I’ve seen in my community where our birthplace of the waters was going dry in 2012. We were running for the water and one of the women had offered a few of the drops of the water from there before it had dried up. We started. We felt that call and we started to give more offerings. In that process, seven years later, it’s flowing again. All these things that we don’t realize are possible, but there are still medicine people that know how to call upon that spirit of the water to come back. What we need to do is to make sure there’s a balance because all these things that are happening now, the fracking, especially in Texas. We have fracking, we have detention centers and they’re layered. We have women and children that are being incarcerated just for trying to cross a border and they’re being fed this water that’s coming from the fracking wells and that’s coming from the surface water. It’s completely toxic. It’s flammable in Southwest Texas. It’s something that is just growing horrifically. We’re starting to see earthquakes from it. We’re starting to see all these things happen in response to these chemicals that are being shot into the land to pull out the gas. It’s horrible and it’s something that not a lot of people are aware of.

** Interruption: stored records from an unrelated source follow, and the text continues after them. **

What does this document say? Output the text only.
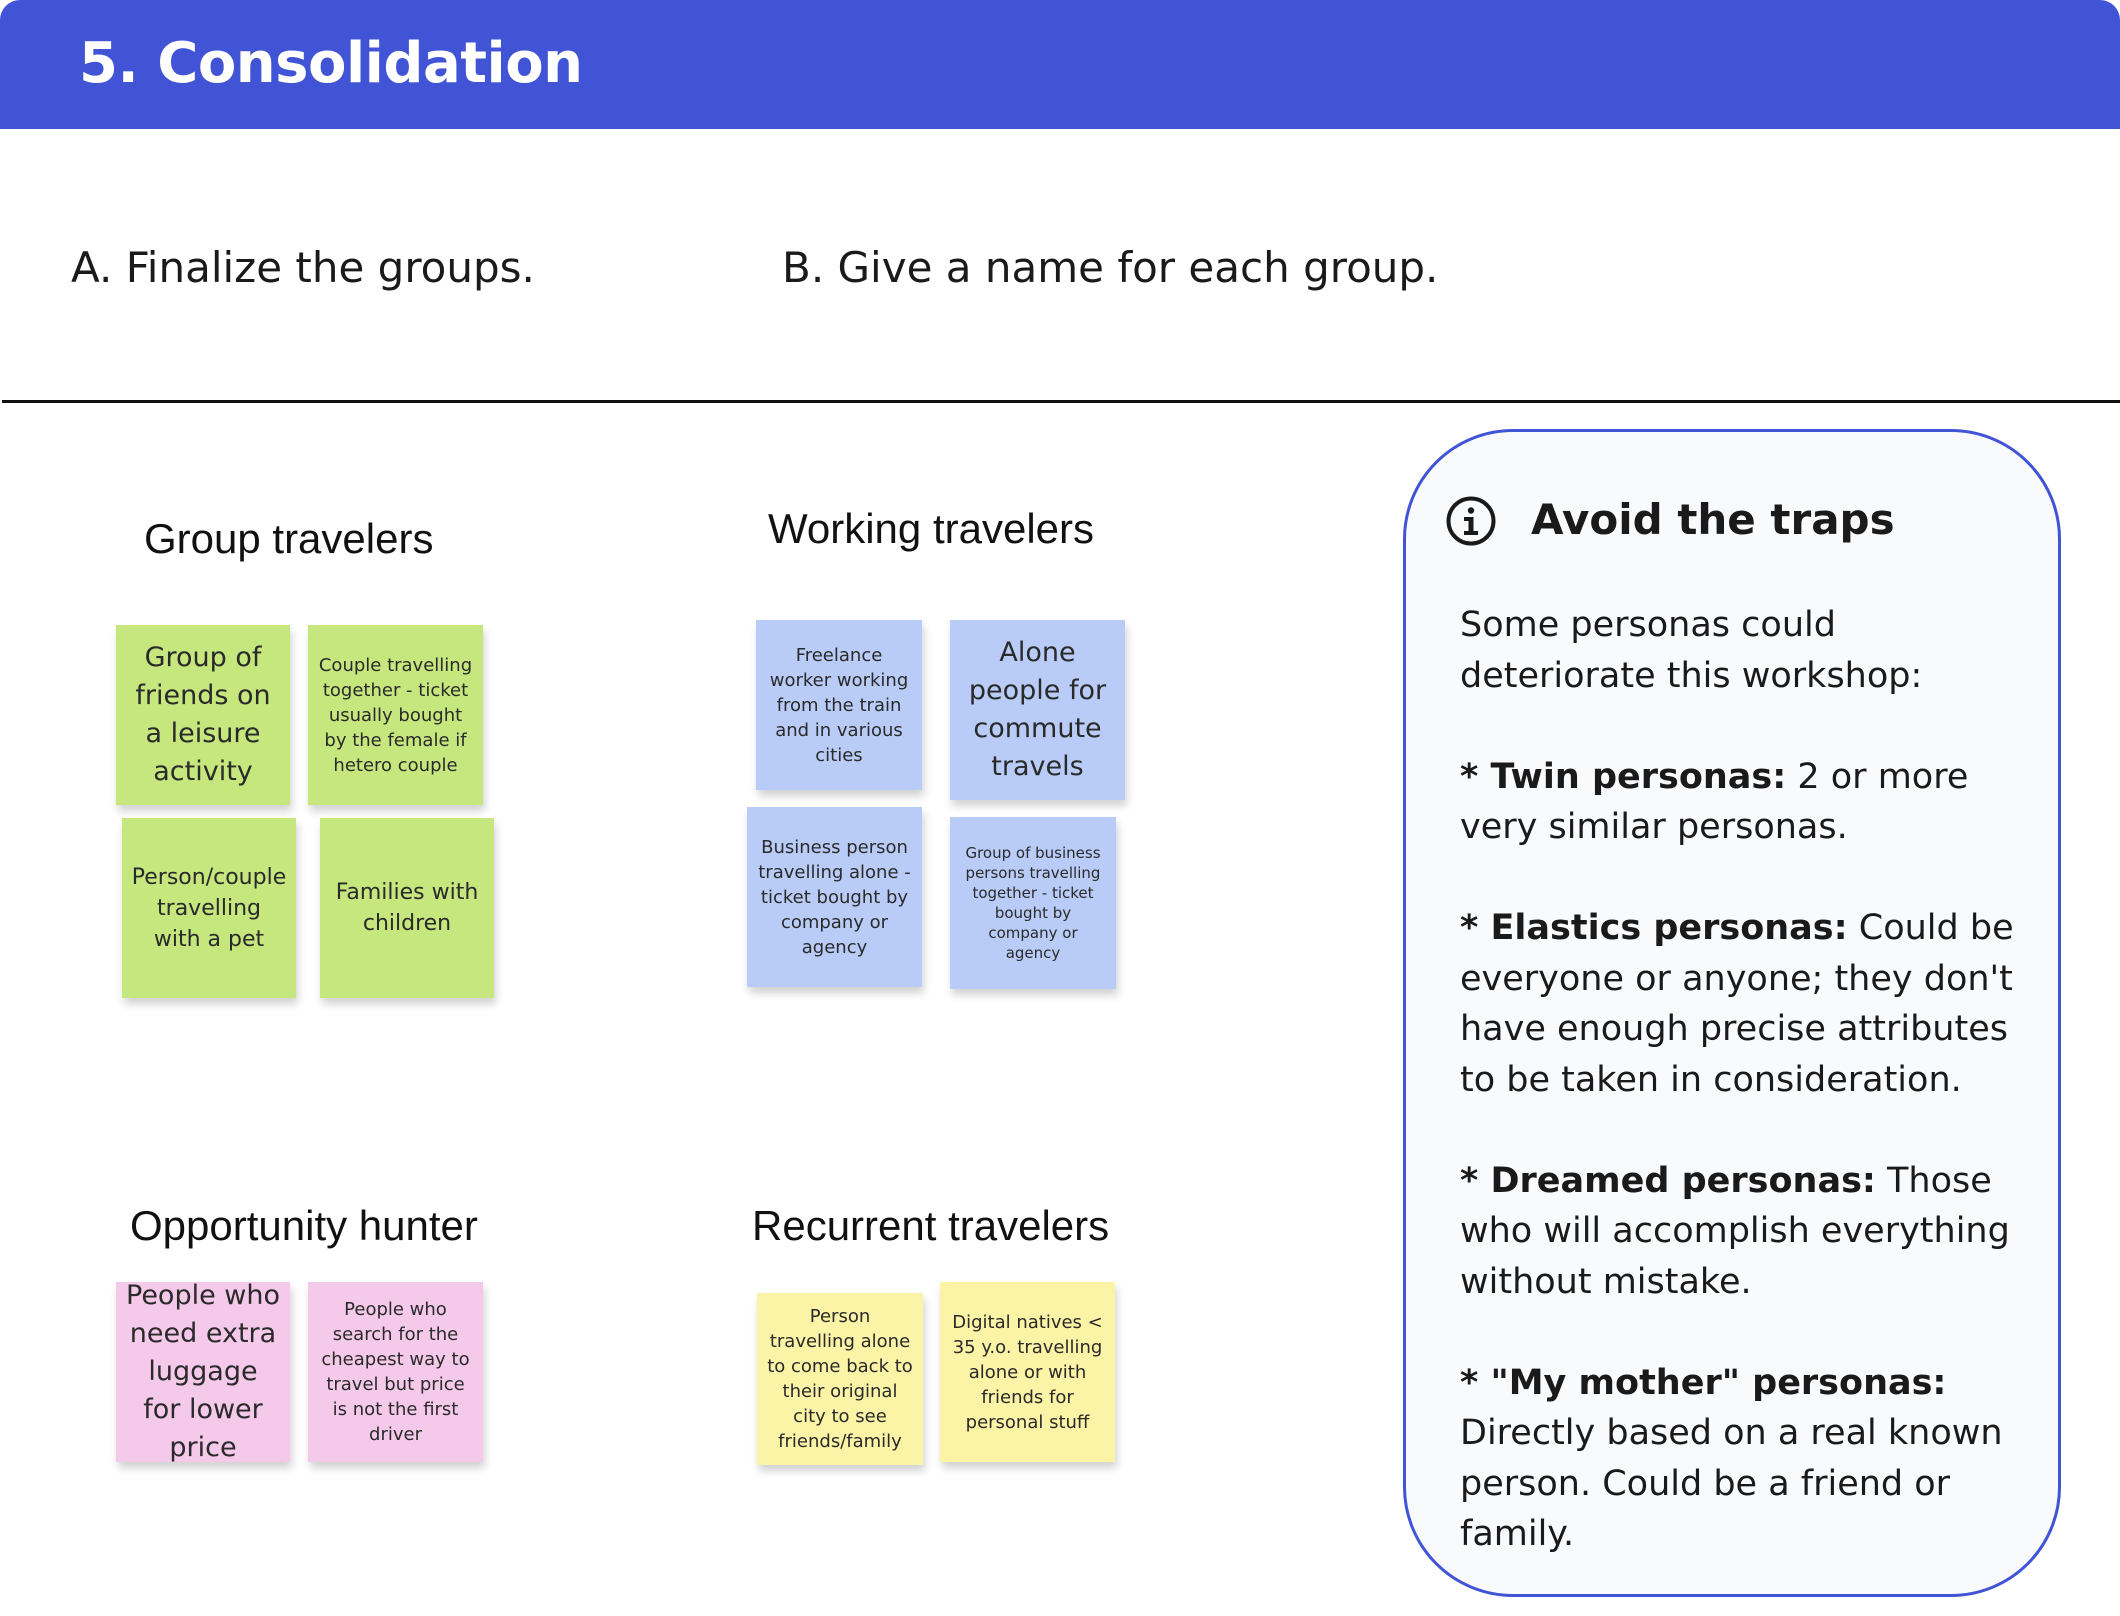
5. Consolidation
A. Finalize the groups.	B. Give a name for each group.
Group travelers
Group of friends on a leisure activity
Couple travelling together - ticket usually bought by the female if hetero couple
Person/couple travelling with a pet
Families with children
Working travelers
Freelance worker working from the train and in various cities
Alone people for commute travels
Business person travelling alone - ticket bought by company or agency
Group of business persons travelling together - ticket bought by company or agency
Opportunity hunter
People who need extra luggage for lower price
People who search for the cheapest way to travel but price is not the first driver
Recurrent travelers
Person travelling alone to come back to their original city to see friends/family
Digital natives < 35 y.o. travelling alone or with friends for personal stuff
Avoid the traps

Some personas could deteriorate this workshop:

* Twin personas: 2 or more very similar personas.

* Elastics personas: Could be everyone or anyone; they don't have enough precise attributes to be taken in consideration.

* Dreamed personas: Those who will accomplish everything without mistake.

* "My mother" personas: Directly based on a real known person. Could be a friend or family.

Same thing when we’re running in Canada. You’re running down the highway and there’s this curtain of trees. Then, you start to see these signs and then you look beyond, just behind the small thin tree line, it’s a fracking site. In BC, I remember running and seeing that.
The corporations are trying to keep it tucked away or in places that people don’t realize you can’t see it, but in West Texas, right now where my grandparents live, my cousin passed away from a brain tumor three years ago and he worked on one of those seismic sites. He got a brain tumor. I started talking to some of the women that were working there taking care of him in the home health and in the hospice centers. They said, “You know what? If we had double the amount of hospice centers, it would be full of brain and lung cancer patients from all the chemicals that are blowing up.”
This is the world that we’re inheriting. This is the world that we’re leaving for our children and for our grandchildren. It’s up to the younger generations to work with the older generations, the more seasoned and wise generations to hear the stories, to learn the stories to really know where we are and what’s going on around us. It’s really important to know what’s happening and how sacred our land is, how sacred the air is and why we need to become protectors. We need to move in peace, but also to demand dignity for the things that we do because we are not accepting a world that’s uninhabitable. We need to take care of ourselves and we need to care of all of that which gives us life.
With that, it’s a strong time right now for us to really be training and to be more creative, to find more creative solutions that are natural and bring us back into balance, but also to have that strong voice to demand it and to be able to play by those political construct rules and to know the laws. We need to be educated. We need to know how to stand up for ourselves and how to show where the holes are for science and all of these other things so that we can also prove that our indigenous sciences are just as strong and even more timeless.
Nina Serrano: Wow. This is overwhelming. I’m so glad you’re here to tell us these things. They’re profound, they’re moving and they’re inspiring. Thank you so much. It’s been a pleasure.
Vanessa Quesada: Thank you.
Nina Serrano: Un placer.
Vanessa Quesada: Igualmente. Muchisimas gracias.
Nina Serrano: Vanessa Quesada from the San Antonio Peace and Dignity Journey, the Esperanza Peace and Justice Center and the Society for Native Nations. Thank you. Gracias.